2.1.2 Improvement 1 :Polynomial parametrization for localized filters

  在二代 GCN 中采用:

    $g_{\theta}(\Lambda)=\sum \limits_{k=0}^{K-1} \theta_{k} \Lambda^{k}$

  which is

     $\hat{g}_{\theta}\left(\lambda_{i}\right)=\sum \limits _{k=0}^{K-1} \theta_{k} \lambda_{i}{ }^{k}$

   Equivalent form

    $g_{\theta}(\Lambda)=\left[\begin{array}{cccc}\sum\limits _{k=0}^{K-1} \theta_{k} \lambda_{0}{ }^{k} & 0 & \ldots & 0 \\0 & \sum\limits_{k=0}^{K-1} \theta_{k} \lambda_{1}{ }^{k} & \ldots & 0 \\\vdots & \vdots & \ddots & \vdots \\0 & 0 & \cdots & \sum\limits_{k=0}^{K-1} \theta_{k} \lambda_{n-1}{ }^{k}\end{array}\right]=\sum\limits_{k=0}^{K-1} \theta_{k} \Lambda^{k}$

  Note that different eigenvalues in the above formula share the same parameter $\theta$ , which achieves parameter sharing.

  Continue to derive:(对上式进一步推导)

    $\begin{array}{l}U g_{\theta}(\Lambda) U^{T}&=U \sum \limits _{k=0}^{K-1} \theta_{k} \Lambda^{k} U^{T}\\&=\sum \limits_{k=0}^{K-1} \theta_{k} U \Lambda^{k} U^{T}\\&=\sum \limits _{k=0}^{K-1} \theta_{k}L^{k}\end{array}$

  Tips:for the output

    $y=\sigma\left(\sum \limits _{k=0}^{K-1} \theta_{k}(L)^{k} x\right)$

  It is easily to find that:

  • 卷积核只有 $K$ 个参数,通常 $K$ 远小于 $n$,参数复杂度被大大降低。

  • 矩阵变换后,不需要进行拉普拉斯矩阵的特征分解,直接使用拉普拉斯矩阵  $L$  替换,但计算 $L$ 时间复杂度还是 $O\left(n^{2}\right)$。
  • 卷积核具有很好的空间局部性,也就是说每次卷积会将中心顶点  K-hop neighbor  上的  feature  进行加权求和,权系数就是   $\theta_{k} $。

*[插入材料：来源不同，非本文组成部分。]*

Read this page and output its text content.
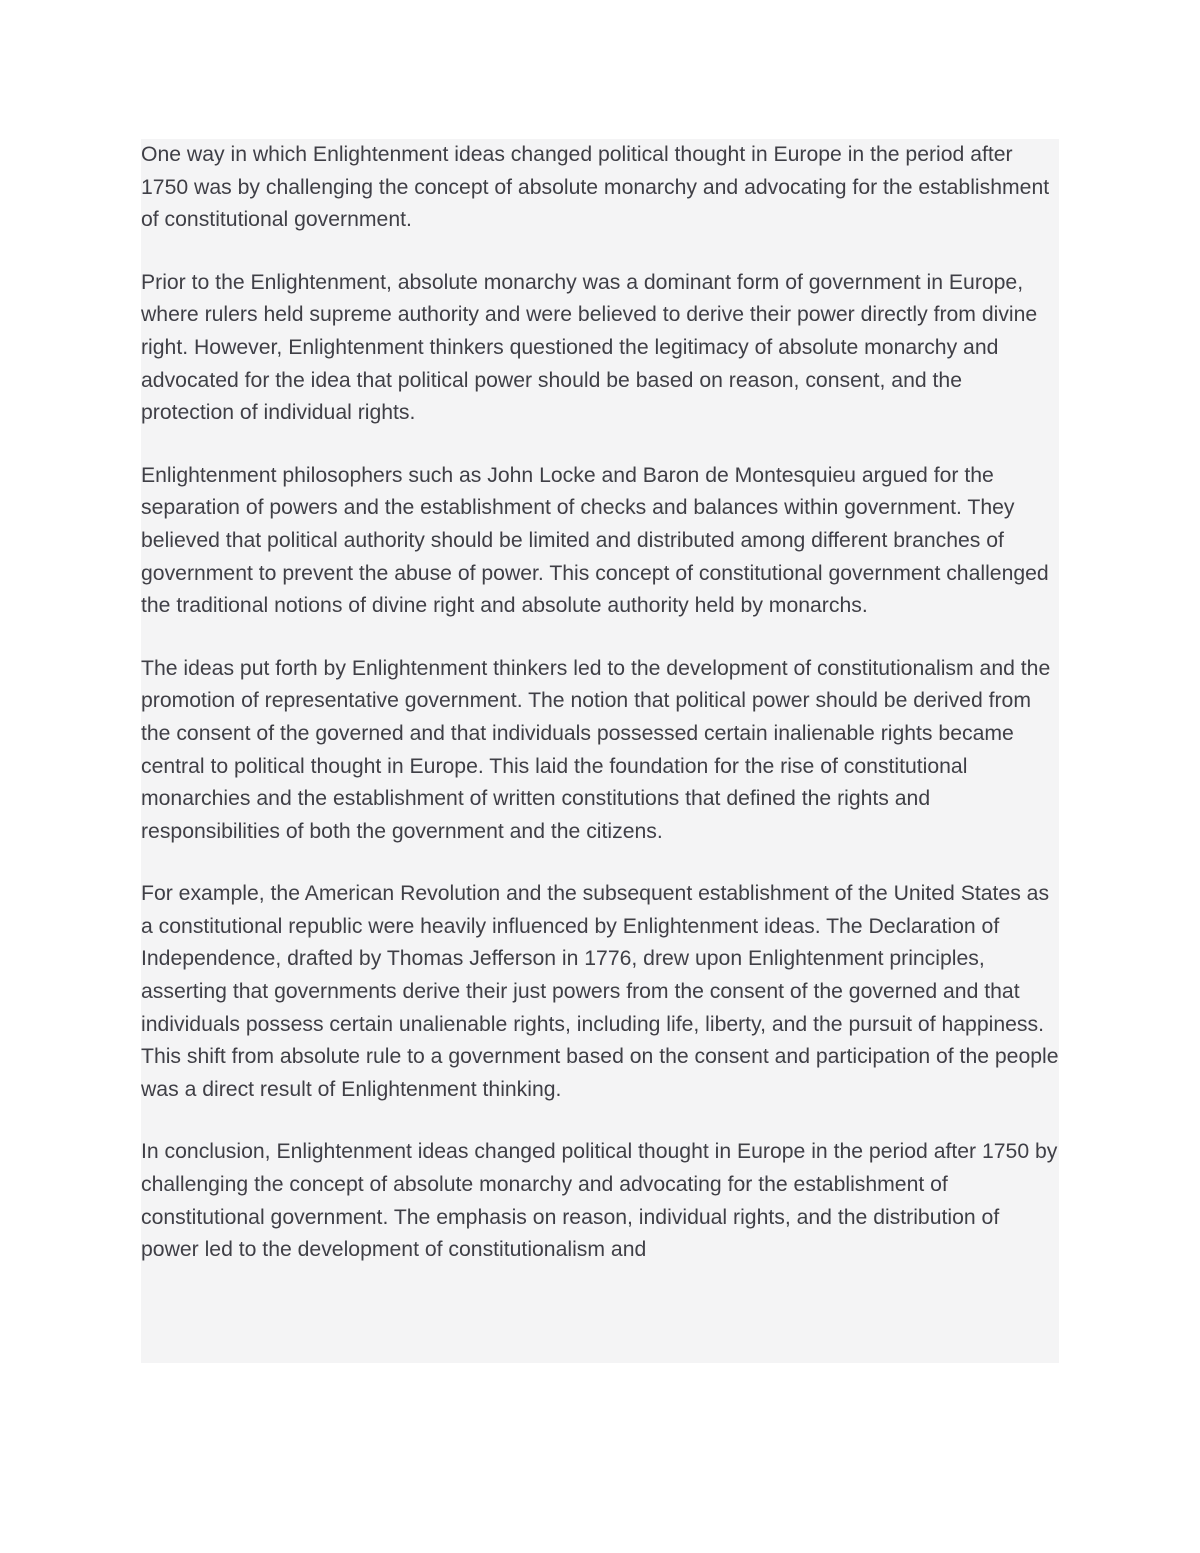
One way in which Enlightenment ideas changed political thought in Europe in the period after 1750 was by challenging the concept of absolute monarchy and advocating for the establishment of constitutional government.

Prior to the Enlightenment, absolute monarchy was a dominant form of government in Europe, where rulers held supreme authority and were believed to derive their power directly from divine right. However, Enlightenment thinkers questioned the legitimacy of absolute monarchy and advocated for the idea that political power should be based on reason, consent, and the protection of individual rights.

Enlightenment philosophers such as John Locke and Baron de Montesquieu argued for the separation of powers and the establishment of checks and balances within government. They believed that political authority should be limited and distributed among different branches of government to prevent the abuse of power. This concept of constitutional government challenged the traditional notions of divine right and absolute authority held by monarchs.

The ideas put forth by Enlightenment thinkers led to the development of constitutionalism and the promotion of representative government. The notion that political power should be derived from the consent of the governed and that individuals possessed certain inalienable rights became central to political thought in Europe. This laid the foundation for the rise of constitutional monarchies and the establishment of written constitutions that defined the rights and responsibilities of both the government and the citizens.

For example, the American Revolution and the subsequent establishment of the United States as a constitutional republic were heavily influenced by Enlightenment ideas. The Declaration of Independence, drafted by Thomas Jefferson in 1776, drew upon Enlightenment principles, asserting that governments derive their just powers from the consent of the governed and that individuals possess certain unalienable rights, including life, liberty, and the pursuit of happiness. This shift from absolute rule to a government based on the consent and participation of the people was a direct result of Enlightenment thinking.

In conclusion, Enlightenment ideas changed political thought in Europe in the period after 1750 by challenging the concept of absolute monarchy and advocating for the establishment of constitutional government. The emphasis on reason, individual rights, and the distribution of power led to the development of constitutionalism and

2.1.3 Improvement 2 : Recursive formulation for fast filtering

  首先给出切比雪夫多项式的公式:

    $\begin{array}{l}T_{0}(x)=1 \\T_{1}(x)=x \\T_{k}(x)=2 x T_{k-1}(x)-T_{k-2}(x)\end{array}$

  利用切比雪夫多项式来逼近卷积核函数:

    $g_{\theta}(\Lambda)=\sum\limits _{k=0}^{K} \beta_{k} T_{k}(\hat{\Lambda})$

  Where

    • $T_{k}(\cdot)$  表示切比雪夫多项式;
    • $ \beta_{k}$  表示模型需要学习的参数;
    • $ \hat{\Lambda} $  表示 re-scale 后的特征值对角矩阵,$\hat{\Lambda}=2 \Lambda / \lambda_{\max }-I $,这是由于 $Chebyshev$ 多项式的输入要在 $ [-1,1]$  之间;

  此时

    $\begin{array}{l} U g_{\theta}(\Lambda) U^{T} x&=U \sum\limits_{k=0}^{K} \beta_{k} T_{k}(\hat{\Lambda}) U^{T} x\\&=\sum\limits_{k=0}^{K} \beta_{k} T_{k}\left(U \hat{\Lambda} U^{T}\right) x\\&=\sum\limits _{k=0}^{K} \beta_{k} T_{k}(\hat{L}) x\end{array}$

   Where

    • $\hat{L}=2 L / \lambda_{\max }-I$

  备注(2.2节用到):$g*x=U g_{\theta}(\Lambda) U^{T} x=\sum\limits_{k=0}^{K} \beta_{k} T_{k}(\hat{L})x$

  在实际计算中,通常采用递推的方式进行计算:

      $\begin{array}{l}T_{0}(\hat{L})=I\\ T_{1}(\hat{L})=\hat{L}\\T_{k}(\hat{L})=2 \hat{L} T_{k-1}(\hat{L})-T_{k-2}(\hat{L})\end{array}$

  For example:

    

  Here ,we can get something from the graph:

    $A=\left[\begin{array}{ccc}0 & 1 & 0 \\1 & 0 & 1 \\0 & 1 & 0\end{array}\right]\quad D=\left[\begin{array}{ccc}1 & 0 & 0 \\0 & 2 & 0 \\0 & 0& 1\end{array}\right]\quad L=D-A=\left[\begin{array}{ccc}1 & -1 & 0 \\-1 & 2 & -1 \\0 & -1 & 1\end{array}\right]$

  • $K=0$  时,卷积核为

    $\begin{array}{l} g_{\theta}(\Lambda)&=\beta_{0} * T_{0}(\hat{L})\\&=\beta_{0} * I\\&=\left[\begin{array}{ccc}\beta_{0} & 0 & 0 \\0 & \beta_{0} & 0 \\0 & 0 & \beta_{0}\end{array}\right]\end{array}$

    从这,发现  $K=0$ 时,可以发现此时卷积核只考虑了节点自身属性。

  • $K=1$  时,卷积核为

    $\begin{array}{l} g_{\theta}(\Lambda)&=\beta_{0} * T_{0}(\hat{L})+\beta_{1} * T_{1}(\hat{L})\\&=\left[\begin{array}{ccc}\beta_{0}+\beta_{1} & -\beta_{1} & 0 \\-\beta_{1} & \beta_{0}+2 \beta_{1} & -\beta_{1} \\0 & -\beta_{1} & \beta_{0}+\beta_{1}\end{array}\right]\end{array}$

    从这,发现  $K=1$ 时,卷积核能关注到每个节点本身与其一阶相邻的节点。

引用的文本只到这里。